I don’t know much about the duo calling themselves Salem. No one does. They have an EP, wondrously titled Yes I Smoke Crack. This EP is mythical and pretty-much nonexistent if you don’t already own it, though, if “Brustreet” is any indication, it could also be called And I Also Inject Tussin. This song is a heady, impossible-to-penetrate swirling maze of a reinterpretation of “Streets of Philadeliphia”, possibly constructed while under the influence of the substances readily available in Philly. If not, at the very least it’s a fitting ode to said narcotics. The vocals sound like Cocteau Twins drowning in a sea of codine, pleading and diving and giving into pleasure.

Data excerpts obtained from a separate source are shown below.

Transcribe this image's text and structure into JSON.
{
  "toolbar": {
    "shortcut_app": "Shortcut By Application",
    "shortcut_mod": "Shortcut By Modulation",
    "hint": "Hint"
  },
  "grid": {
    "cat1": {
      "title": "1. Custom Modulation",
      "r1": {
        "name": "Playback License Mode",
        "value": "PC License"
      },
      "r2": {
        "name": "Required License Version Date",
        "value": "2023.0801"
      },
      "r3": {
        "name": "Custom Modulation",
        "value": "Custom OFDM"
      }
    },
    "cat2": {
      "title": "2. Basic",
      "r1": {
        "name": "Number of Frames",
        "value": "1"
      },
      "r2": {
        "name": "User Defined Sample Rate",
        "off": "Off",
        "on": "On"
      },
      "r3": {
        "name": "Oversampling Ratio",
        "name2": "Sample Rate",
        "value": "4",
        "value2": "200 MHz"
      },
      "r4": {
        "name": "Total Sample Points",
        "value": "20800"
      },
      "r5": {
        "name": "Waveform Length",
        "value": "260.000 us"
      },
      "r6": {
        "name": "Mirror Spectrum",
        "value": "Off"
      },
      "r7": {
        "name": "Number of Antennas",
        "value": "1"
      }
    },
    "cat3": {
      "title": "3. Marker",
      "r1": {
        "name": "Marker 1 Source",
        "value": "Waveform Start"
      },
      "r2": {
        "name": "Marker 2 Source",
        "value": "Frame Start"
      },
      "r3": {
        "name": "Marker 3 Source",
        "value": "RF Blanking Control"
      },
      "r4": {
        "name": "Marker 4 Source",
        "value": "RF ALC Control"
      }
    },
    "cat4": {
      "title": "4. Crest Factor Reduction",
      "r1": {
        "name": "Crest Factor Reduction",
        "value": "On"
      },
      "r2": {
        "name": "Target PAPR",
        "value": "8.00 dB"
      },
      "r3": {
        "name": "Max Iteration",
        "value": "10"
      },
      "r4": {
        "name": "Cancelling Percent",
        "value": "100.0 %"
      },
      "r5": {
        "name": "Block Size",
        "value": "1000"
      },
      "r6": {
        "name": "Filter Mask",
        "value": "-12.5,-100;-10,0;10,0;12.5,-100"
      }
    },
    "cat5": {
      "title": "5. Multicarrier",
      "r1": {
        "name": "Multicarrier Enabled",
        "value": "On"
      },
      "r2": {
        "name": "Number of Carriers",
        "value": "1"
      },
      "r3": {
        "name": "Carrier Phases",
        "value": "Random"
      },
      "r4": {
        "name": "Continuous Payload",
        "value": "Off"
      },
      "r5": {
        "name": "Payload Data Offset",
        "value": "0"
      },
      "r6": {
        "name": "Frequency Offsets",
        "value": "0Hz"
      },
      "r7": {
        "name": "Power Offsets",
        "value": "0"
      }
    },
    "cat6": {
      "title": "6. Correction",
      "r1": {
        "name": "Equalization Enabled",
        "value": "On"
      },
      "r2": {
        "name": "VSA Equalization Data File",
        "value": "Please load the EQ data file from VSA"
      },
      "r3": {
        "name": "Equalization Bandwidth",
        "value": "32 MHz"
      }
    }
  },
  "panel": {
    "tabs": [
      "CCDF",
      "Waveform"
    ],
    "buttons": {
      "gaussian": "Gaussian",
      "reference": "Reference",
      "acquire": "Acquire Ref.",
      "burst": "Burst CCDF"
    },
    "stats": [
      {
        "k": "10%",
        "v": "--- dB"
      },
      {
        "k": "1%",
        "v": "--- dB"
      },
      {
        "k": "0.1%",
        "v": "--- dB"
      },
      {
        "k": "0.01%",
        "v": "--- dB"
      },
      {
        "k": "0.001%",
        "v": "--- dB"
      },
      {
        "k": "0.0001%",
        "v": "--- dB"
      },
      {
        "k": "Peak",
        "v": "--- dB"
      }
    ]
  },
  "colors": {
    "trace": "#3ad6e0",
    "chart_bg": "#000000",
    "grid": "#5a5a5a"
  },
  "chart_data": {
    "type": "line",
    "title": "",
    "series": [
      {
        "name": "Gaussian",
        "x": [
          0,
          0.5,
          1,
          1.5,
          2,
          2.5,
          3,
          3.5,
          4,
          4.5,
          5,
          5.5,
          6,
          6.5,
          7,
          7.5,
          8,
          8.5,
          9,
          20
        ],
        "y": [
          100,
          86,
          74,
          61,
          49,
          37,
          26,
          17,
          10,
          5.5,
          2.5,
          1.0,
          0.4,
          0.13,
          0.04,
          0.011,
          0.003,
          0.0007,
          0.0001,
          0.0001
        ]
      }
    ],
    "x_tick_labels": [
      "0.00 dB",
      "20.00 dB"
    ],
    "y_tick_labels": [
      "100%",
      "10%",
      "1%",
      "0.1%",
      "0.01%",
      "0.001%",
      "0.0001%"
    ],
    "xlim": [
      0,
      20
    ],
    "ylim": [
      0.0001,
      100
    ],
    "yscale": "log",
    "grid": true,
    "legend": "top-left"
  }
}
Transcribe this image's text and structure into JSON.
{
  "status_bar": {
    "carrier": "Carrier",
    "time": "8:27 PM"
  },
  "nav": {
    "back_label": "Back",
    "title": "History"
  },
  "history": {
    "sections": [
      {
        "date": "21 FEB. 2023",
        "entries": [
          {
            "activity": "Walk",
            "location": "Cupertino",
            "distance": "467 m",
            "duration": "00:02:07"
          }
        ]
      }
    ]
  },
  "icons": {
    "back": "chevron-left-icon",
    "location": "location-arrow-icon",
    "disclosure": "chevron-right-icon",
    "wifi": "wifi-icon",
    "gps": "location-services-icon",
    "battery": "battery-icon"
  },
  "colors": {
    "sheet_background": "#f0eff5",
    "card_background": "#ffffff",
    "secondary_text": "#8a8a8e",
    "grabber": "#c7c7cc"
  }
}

Then…the pleasure begets pain.
SALEM - DIRT from ACEPHALE on Vimeo.
The video for “Dirt”, a horrific slowed-down crunk song filtered through a gothic 4AD lens, crusted with dried blood and tear-salt, made to terrorize small children at night. This picks up where the goblin-sounds and tinny crystalline forest soundscapes of The Knife last left us, and I don’t throw that comparison around lightly. In fact, if Karin and Olof set out to make a heroin-sweating trunk-rattler of a song, it would be this. And that scares me, because I fear this song the closer it gets to night-time. It’s been forever since a song has me tense, edgy, afraid to breathe, afraid to close my eyes. This has done that, and it’s fantastic.